Using this you should be able to allow users to authenticate with HTTP Basic in the form:
curl -u steven:password http://example.com/api/1.0/users/steven.xml
curl -u steven:password http://example.com/api/1.0/users/steven.json
curl -u steven:password http://example.com/api/1.0/posts.xml
To get this running, save it as 'api.rb', and either run it as a Rack Middleware, or create a 'config.ru' file like so:
require 'api'
run Sinatra::Application
And then from that directory:
rackup
Disclaimer: I'm not a 100% this is possible in the way your describing without hacking up Authlogic's core functionality.
The first issue your going to have is that authlogic prevents the use of SSO tokens for authentication unless the request is ATOM or RSS to override this you need to pass a config paramater see here: http://rdoc.info/github/binarylogic/authlogic/master/Authlogic/Session/Params/Config
To the core issue: I don't see any 'easy' way to handle this functionality, however what you could do for something like curl is pass the user token as a paramater (using the -G option) just like you would when visiting the url.

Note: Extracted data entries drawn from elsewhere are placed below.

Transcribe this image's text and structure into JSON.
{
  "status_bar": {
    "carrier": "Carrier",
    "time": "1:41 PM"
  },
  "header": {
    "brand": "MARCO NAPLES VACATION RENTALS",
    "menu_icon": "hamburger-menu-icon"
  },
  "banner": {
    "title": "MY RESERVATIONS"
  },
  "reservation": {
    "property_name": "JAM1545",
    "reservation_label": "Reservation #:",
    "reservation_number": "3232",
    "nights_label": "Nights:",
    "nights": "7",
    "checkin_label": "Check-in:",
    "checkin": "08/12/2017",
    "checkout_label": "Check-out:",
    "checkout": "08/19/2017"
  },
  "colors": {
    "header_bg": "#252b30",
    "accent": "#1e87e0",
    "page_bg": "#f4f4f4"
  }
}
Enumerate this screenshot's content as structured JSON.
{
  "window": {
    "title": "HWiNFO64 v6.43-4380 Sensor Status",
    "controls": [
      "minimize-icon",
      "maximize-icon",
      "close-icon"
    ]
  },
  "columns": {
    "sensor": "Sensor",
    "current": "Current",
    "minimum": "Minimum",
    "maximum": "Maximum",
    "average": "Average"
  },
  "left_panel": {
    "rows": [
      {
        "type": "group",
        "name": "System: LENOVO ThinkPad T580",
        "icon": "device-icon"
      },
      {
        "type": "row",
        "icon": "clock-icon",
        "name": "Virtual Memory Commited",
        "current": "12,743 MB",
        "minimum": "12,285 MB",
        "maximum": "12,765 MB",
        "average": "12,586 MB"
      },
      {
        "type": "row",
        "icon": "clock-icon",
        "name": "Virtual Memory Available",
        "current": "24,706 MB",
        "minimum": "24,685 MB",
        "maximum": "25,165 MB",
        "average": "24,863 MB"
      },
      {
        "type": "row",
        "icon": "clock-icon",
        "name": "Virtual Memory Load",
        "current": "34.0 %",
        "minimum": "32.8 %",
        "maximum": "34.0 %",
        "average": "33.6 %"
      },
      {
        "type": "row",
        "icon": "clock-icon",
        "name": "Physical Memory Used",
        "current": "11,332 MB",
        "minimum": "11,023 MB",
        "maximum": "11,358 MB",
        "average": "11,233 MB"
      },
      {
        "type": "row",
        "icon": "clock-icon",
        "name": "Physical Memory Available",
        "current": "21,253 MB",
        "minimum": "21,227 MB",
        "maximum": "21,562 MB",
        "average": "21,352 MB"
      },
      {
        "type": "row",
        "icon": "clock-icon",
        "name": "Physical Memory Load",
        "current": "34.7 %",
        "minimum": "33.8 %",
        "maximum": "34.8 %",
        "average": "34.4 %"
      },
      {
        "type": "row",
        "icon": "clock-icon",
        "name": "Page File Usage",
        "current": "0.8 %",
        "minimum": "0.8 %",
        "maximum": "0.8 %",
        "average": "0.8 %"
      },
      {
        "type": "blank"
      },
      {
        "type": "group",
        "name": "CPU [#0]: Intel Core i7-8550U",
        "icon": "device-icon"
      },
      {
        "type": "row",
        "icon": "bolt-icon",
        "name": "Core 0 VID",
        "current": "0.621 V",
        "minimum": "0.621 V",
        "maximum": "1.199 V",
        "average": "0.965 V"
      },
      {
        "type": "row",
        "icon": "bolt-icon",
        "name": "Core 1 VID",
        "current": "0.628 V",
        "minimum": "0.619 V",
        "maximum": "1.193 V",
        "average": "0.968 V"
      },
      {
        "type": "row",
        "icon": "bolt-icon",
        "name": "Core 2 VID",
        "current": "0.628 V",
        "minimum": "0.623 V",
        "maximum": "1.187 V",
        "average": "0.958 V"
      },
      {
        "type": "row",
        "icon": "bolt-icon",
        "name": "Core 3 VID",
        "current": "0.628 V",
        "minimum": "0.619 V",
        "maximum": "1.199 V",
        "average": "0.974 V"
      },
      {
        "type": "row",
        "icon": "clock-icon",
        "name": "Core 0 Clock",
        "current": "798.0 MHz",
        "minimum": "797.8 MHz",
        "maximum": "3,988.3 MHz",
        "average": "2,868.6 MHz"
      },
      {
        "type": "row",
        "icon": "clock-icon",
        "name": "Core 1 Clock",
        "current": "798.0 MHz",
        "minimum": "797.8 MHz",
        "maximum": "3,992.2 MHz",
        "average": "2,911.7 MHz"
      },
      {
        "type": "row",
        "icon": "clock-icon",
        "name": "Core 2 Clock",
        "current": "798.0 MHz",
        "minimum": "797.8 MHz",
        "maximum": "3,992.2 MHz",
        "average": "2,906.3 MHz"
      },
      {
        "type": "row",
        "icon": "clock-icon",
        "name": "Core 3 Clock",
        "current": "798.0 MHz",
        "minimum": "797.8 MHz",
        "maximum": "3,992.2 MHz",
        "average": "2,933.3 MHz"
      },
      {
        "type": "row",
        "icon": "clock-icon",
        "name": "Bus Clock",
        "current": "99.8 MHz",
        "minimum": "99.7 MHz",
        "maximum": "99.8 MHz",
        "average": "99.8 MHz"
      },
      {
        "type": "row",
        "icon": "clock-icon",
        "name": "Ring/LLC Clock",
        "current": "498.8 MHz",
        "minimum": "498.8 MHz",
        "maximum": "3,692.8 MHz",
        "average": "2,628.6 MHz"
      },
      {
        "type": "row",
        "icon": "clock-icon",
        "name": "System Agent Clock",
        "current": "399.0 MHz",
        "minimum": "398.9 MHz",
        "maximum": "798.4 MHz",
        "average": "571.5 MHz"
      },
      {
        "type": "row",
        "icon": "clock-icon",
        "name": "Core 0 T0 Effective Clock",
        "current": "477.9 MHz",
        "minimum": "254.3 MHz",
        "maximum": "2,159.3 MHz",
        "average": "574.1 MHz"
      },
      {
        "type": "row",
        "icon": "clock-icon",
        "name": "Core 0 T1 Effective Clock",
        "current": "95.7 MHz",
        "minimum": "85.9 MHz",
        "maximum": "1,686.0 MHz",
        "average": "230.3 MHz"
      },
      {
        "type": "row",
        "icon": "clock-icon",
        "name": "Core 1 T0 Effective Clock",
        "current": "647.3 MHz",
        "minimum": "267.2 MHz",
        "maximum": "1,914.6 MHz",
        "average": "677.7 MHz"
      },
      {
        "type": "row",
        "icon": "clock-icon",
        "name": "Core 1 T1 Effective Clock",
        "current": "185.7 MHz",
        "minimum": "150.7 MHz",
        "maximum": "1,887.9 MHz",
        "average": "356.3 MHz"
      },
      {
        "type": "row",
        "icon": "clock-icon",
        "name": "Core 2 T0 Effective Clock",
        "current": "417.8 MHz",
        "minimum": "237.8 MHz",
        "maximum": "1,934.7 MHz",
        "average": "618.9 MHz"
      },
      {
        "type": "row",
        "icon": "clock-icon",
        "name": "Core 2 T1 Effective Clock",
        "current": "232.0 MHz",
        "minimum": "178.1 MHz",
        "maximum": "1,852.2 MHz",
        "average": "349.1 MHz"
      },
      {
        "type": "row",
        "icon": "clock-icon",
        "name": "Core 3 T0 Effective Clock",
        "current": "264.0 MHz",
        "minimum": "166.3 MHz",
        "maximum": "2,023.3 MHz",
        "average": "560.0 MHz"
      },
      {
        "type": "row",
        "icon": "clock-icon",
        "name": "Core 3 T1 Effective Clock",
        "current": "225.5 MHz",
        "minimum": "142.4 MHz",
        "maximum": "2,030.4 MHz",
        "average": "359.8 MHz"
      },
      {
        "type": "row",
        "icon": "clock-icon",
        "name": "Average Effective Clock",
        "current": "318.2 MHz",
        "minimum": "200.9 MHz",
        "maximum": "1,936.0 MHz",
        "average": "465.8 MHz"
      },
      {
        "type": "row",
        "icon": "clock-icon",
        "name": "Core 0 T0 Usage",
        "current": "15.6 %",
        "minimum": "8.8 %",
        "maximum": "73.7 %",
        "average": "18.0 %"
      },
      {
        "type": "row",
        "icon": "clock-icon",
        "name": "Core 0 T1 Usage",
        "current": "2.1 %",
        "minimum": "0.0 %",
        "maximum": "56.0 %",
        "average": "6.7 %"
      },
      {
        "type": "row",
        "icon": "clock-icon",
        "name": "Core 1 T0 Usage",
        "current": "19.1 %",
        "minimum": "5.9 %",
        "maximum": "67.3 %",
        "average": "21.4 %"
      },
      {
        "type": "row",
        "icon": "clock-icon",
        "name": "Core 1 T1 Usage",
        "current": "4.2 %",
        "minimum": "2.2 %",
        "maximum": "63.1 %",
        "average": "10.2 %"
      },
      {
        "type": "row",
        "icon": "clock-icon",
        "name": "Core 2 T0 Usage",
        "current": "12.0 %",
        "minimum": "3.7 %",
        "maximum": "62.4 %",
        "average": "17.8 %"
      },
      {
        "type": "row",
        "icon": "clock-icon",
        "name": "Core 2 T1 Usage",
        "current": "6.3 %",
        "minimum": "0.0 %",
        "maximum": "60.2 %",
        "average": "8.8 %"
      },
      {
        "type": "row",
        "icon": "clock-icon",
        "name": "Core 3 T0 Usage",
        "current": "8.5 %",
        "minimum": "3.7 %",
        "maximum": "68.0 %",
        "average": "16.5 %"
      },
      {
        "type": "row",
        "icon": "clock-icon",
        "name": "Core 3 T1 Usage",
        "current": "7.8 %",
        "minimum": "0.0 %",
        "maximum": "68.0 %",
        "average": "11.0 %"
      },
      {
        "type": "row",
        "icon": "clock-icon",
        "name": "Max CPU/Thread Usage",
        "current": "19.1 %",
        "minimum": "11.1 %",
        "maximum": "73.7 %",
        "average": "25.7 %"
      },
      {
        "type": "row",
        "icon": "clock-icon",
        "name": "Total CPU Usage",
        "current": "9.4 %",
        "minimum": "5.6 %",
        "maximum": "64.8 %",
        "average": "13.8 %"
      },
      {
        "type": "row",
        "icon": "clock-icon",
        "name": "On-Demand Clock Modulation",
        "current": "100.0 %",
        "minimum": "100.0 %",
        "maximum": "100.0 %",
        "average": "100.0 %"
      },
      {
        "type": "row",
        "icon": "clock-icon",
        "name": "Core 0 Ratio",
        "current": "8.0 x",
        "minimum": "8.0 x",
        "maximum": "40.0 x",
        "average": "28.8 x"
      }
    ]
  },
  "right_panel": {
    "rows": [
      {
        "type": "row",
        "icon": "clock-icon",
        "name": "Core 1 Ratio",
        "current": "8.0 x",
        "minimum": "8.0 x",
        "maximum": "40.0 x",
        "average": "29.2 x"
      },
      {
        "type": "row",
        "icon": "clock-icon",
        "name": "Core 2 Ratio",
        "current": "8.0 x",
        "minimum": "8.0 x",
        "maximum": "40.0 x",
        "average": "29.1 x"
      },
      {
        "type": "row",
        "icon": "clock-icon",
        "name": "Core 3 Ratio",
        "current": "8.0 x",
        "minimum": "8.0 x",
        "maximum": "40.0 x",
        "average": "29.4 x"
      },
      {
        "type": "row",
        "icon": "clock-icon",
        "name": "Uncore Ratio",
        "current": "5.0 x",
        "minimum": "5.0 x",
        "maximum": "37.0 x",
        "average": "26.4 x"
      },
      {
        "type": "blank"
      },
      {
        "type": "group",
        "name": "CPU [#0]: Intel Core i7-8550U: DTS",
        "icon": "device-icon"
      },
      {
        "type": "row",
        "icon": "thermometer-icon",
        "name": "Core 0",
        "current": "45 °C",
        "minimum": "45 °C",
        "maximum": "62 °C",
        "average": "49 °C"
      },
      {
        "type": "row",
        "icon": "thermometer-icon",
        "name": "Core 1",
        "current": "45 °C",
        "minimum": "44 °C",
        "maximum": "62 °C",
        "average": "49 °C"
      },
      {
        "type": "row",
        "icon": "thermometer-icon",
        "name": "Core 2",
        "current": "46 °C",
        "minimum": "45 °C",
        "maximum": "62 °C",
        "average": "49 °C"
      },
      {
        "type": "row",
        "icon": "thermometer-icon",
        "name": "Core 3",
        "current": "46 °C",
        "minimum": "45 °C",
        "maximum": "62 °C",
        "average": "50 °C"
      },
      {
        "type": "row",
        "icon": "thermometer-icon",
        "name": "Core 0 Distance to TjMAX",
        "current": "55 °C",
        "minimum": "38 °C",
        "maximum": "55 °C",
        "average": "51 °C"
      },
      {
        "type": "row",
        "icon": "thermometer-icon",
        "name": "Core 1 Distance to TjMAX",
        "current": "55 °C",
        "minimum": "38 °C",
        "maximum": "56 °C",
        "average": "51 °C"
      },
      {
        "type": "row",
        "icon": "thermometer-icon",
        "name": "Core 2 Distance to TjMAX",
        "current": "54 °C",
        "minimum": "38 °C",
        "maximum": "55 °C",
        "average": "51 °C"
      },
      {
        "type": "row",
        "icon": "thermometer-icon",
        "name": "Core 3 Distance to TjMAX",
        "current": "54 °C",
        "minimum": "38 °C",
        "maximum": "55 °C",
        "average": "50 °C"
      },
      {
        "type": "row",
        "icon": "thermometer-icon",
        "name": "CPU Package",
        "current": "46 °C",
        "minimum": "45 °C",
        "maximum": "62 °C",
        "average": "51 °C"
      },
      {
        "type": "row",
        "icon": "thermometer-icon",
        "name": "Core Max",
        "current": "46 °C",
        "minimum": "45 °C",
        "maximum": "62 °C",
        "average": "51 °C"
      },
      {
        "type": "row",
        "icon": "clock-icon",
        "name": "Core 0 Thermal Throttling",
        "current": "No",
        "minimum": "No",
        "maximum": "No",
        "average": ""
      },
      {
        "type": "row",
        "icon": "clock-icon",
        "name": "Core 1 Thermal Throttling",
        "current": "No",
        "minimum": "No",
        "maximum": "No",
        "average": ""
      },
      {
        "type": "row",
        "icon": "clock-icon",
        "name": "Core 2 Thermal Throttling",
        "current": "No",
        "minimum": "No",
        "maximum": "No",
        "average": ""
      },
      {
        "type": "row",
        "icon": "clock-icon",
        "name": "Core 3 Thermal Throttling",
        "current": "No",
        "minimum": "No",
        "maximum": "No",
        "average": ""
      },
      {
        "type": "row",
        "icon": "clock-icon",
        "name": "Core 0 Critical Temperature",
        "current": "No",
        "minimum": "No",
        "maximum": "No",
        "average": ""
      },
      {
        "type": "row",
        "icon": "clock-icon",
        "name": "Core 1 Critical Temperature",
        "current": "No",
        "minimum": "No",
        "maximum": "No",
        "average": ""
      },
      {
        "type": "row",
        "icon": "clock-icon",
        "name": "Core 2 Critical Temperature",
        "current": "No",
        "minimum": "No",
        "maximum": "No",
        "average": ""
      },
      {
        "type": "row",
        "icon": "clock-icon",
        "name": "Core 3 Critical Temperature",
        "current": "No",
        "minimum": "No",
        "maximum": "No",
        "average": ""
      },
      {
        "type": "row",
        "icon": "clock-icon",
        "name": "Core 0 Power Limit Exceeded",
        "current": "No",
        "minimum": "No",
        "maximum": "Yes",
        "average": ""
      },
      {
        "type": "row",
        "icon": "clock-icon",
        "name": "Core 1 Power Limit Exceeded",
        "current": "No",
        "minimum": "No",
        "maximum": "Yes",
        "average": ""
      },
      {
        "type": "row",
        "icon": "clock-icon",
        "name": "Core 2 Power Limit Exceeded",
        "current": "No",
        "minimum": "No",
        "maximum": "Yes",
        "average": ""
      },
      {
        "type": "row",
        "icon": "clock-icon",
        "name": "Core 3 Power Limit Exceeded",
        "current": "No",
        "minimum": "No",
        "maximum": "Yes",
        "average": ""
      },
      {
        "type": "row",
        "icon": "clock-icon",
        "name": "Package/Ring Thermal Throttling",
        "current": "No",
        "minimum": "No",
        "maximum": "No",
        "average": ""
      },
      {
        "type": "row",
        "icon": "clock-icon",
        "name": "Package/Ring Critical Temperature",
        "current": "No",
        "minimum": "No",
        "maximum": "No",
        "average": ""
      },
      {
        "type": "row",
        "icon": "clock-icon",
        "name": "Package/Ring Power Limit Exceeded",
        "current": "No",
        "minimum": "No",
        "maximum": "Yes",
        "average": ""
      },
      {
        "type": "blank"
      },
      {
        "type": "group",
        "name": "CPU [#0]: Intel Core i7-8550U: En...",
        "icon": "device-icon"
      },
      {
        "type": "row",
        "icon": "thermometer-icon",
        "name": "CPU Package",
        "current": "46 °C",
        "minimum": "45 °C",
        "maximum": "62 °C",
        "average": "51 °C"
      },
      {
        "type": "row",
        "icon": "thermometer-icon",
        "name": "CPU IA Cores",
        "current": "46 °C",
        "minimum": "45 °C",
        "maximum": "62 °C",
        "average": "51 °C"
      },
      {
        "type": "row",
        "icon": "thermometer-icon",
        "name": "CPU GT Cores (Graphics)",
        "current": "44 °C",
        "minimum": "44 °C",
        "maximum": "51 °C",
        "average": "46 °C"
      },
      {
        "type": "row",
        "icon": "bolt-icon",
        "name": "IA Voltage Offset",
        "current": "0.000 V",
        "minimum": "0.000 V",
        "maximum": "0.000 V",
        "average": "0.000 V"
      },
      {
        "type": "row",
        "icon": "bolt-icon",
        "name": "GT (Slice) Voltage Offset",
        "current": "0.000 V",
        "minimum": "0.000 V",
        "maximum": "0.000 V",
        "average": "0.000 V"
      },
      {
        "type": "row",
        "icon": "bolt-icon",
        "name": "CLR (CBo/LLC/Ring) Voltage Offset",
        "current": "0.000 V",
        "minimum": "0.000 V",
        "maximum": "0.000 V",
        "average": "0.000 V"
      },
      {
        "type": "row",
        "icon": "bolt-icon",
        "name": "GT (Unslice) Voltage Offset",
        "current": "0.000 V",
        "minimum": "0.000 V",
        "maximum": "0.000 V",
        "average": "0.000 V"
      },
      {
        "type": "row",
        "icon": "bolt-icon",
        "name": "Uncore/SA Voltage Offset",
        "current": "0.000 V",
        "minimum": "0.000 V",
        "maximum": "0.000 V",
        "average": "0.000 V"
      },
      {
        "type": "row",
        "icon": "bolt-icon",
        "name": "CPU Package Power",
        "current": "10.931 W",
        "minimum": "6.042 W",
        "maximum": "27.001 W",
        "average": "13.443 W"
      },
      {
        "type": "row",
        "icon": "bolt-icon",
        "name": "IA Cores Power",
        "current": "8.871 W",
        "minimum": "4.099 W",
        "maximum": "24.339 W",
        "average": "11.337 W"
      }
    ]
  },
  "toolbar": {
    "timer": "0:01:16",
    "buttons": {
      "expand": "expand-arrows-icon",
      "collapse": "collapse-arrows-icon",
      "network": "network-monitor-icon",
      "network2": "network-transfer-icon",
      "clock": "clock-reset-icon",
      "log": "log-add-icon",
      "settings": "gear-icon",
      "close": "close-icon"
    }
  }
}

cURL Documentation: http://curl.haxx.se/docs/manpage.html
Forgive me if I misunderstand your question, but I think the answer is a simple "no." You're mixing two metaphors here. If you want a secure API key, use the single access token; if you want to use http basic access authentication, you need a different base64 glyph -- and http basic auth isn't particularly secure (unless used over https, which isn't generally practical).
In more detail:
Per the wikipedia, http basic authentication is intended to provide a username and password in a simple, standard, but fairly insecure base64 encoded glyph.
To use basic auth, then I believe you want to generate the glyph via a simple
Base64.encode64("#{user.name}:#{password}")
...and I'd probably do this by having the user type their password, since you can't derive the password from the crypted_password that authlogic stores in your database.
But the upshot is that this is a very different beast from the single_access_token, and the two can't be mixed.